Data from the MNHA 2008 revealed that medicines and medical products constitute a significant share of out-of-pocket payments that contributed to driving the overall increase in total health expenditure. The acquisition of high-end medical equipment and new drugs should take into consideration the overall impact to the national healthcare expenditure, and purchasing decisions should be based on sound economic evaluation on population usage and cost effectiveness rather than market competition. The glut of medical equipment available in the private healthcare setting has been one of the factors that led to the increase in private health expenditure [29
] where competition promotes the duplication of expensive services and equipment [26
]. Issues of irrational drug use can be addressed through sound health financing policies in relation to drug procurement and distribution, alongside public education and clinical practice management. Health financing policies need to infuse the element of cost-effectiveness to better manage the purchasing of new medical supplies and equipment both in the private and public sector.
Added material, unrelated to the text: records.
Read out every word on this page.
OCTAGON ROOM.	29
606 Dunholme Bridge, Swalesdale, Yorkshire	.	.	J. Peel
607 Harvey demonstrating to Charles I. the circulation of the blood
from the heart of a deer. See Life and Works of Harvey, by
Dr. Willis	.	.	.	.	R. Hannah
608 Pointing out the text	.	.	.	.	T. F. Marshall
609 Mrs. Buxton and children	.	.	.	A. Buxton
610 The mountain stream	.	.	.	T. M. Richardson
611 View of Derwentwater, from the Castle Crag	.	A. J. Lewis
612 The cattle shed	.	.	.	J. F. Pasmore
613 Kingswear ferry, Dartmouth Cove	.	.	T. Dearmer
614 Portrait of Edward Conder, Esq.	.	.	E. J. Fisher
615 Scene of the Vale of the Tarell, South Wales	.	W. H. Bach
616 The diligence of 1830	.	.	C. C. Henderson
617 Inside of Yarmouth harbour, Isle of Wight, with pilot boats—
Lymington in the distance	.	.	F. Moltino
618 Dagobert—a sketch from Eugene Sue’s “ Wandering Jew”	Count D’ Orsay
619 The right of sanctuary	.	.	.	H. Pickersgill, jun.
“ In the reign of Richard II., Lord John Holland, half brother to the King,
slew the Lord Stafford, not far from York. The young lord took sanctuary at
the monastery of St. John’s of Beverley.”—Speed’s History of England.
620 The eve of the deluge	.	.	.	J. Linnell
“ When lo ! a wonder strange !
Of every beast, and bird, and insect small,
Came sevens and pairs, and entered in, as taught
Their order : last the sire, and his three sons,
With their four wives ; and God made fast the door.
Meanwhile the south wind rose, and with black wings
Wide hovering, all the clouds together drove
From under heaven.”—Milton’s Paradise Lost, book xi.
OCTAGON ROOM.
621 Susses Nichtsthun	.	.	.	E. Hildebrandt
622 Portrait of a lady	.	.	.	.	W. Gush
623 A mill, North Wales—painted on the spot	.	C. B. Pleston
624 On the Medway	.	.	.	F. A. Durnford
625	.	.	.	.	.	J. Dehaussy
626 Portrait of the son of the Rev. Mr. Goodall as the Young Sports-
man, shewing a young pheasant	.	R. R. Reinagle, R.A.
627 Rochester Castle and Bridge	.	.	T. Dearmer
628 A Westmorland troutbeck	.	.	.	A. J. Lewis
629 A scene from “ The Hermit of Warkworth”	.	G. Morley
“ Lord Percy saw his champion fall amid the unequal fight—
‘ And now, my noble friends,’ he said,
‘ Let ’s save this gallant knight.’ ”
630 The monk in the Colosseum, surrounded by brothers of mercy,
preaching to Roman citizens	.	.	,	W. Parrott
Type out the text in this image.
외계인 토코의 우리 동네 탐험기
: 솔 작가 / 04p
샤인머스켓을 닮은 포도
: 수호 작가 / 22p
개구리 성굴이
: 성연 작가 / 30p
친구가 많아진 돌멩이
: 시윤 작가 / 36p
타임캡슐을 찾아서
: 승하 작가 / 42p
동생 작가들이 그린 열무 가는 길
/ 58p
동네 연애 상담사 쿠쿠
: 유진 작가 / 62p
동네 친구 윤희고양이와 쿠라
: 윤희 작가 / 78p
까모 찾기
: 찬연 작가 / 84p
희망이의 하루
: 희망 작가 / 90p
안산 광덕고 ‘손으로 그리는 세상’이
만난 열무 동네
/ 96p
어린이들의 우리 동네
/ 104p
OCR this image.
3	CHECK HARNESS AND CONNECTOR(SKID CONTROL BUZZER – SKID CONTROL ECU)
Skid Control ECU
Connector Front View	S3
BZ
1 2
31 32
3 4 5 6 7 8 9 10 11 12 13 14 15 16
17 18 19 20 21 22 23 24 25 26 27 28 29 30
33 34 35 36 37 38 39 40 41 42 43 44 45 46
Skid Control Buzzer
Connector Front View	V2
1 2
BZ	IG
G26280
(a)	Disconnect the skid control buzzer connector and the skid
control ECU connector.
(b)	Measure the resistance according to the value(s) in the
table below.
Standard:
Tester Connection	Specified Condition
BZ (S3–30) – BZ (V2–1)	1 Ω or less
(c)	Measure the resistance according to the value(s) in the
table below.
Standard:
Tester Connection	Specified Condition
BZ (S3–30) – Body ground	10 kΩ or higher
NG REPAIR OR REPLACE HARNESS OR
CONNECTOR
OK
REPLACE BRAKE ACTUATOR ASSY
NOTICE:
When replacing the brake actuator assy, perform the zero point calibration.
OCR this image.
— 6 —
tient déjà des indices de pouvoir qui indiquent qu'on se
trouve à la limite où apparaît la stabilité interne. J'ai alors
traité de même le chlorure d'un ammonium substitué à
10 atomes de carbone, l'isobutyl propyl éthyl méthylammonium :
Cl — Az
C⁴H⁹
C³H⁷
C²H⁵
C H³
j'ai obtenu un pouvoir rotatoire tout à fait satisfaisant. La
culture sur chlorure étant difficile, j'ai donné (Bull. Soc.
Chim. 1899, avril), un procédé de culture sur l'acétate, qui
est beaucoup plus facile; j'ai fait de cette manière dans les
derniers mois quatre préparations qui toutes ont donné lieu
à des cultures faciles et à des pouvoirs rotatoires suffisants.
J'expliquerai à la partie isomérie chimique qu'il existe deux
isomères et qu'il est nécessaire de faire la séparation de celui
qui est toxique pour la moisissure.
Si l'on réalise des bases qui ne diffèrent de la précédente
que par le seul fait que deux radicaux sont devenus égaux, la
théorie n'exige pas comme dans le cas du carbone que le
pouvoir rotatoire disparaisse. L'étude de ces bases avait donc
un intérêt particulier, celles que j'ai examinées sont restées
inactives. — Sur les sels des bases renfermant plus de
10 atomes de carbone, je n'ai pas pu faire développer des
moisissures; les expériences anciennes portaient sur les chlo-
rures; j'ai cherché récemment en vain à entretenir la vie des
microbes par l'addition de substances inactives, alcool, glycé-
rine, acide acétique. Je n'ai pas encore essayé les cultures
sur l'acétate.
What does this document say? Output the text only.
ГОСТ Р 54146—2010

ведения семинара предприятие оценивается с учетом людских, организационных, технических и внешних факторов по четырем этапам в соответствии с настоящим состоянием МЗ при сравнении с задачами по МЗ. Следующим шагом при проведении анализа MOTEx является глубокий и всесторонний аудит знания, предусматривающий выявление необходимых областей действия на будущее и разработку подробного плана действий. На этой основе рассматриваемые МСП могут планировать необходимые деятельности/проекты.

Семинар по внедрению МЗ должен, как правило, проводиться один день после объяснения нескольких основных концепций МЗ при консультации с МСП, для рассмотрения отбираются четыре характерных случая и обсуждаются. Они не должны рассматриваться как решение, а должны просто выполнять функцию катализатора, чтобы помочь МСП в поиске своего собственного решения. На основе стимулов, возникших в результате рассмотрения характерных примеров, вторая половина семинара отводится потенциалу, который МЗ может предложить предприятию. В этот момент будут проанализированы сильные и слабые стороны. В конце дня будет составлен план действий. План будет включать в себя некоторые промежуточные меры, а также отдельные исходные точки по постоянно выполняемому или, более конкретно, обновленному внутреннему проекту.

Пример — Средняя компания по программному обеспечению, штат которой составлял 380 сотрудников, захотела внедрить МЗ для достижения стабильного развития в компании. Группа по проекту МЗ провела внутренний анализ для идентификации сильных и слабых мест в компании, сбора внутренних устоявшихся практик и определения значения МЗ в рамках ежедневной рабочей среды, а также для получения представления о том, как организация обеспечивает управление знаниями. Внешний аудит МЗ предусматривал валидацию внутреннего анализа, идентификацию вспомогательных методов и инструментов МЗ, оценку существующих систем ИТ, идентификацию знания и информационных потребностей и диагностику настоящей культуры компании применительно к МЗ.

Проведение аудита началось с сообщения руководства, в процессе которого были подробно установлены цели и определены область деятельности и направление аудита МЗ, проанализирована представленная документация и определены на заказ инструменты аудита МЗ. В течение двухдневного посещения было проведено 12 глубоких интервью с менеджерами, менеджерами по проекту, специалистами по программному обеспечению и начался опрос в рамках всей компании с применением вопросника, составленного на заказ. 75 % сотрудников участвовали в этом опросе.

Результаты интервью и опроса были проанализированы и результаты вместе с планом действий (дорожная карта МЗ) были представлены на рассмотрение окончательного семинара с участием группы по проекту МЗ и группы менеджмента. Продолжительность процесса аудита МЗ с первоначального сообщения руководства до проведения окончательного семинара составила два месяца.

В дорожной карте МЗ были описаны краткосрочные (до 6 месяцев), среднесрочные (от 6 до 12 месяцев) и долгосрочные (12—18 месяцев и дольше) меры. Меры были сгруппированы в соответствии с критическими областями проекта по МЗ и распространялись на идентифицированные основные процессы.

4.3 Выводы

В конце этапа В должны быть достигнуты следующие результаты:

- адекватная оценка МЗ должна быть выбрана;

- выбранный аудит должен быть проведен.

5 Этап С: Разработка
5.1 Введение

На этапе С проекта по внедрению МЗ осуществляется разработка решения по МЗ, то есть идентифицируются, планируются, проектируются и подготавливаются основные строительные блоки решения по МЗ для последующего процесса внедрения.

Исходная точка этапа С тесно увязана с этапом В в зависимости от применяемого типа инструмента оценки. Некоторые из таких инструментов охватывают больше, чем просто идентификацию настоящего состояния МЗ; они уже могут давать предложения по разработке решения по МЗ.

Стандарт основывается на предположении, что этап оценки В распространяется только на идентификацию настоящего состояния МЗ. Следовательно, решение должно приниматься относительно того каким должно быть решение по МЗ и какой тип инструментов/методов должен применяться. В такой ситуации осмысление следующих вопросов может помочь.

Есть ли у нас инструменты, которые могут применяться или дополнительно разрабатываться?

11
Lastly, health financing policy towards universal coverage is not isolated from the politics, pressure groups and lobbies at country level [30
]. Improving the health financing system would require the critical role of the government in interacting with stakeholders and guiding the overall public interest. Good governance and leadership are needed to ensure adequate public spending on health and maintain the focus on the attainment of universal coverage, which will need to be supported by legislative and regulatory frameworks that promote prepayment and risk pooling arrangements, and rationalize health spending both in the public and private sectors. Every year, the Malaysian Auditor-General report consistently highlighted discrepancies in the management of funds and resource management of the MOH both at the federal and state level [31
]. In this aspect, leadership is needed to make health care financing more accountable to the public, particularly in regards to inefficiencies and better utilisation of public funds and resources.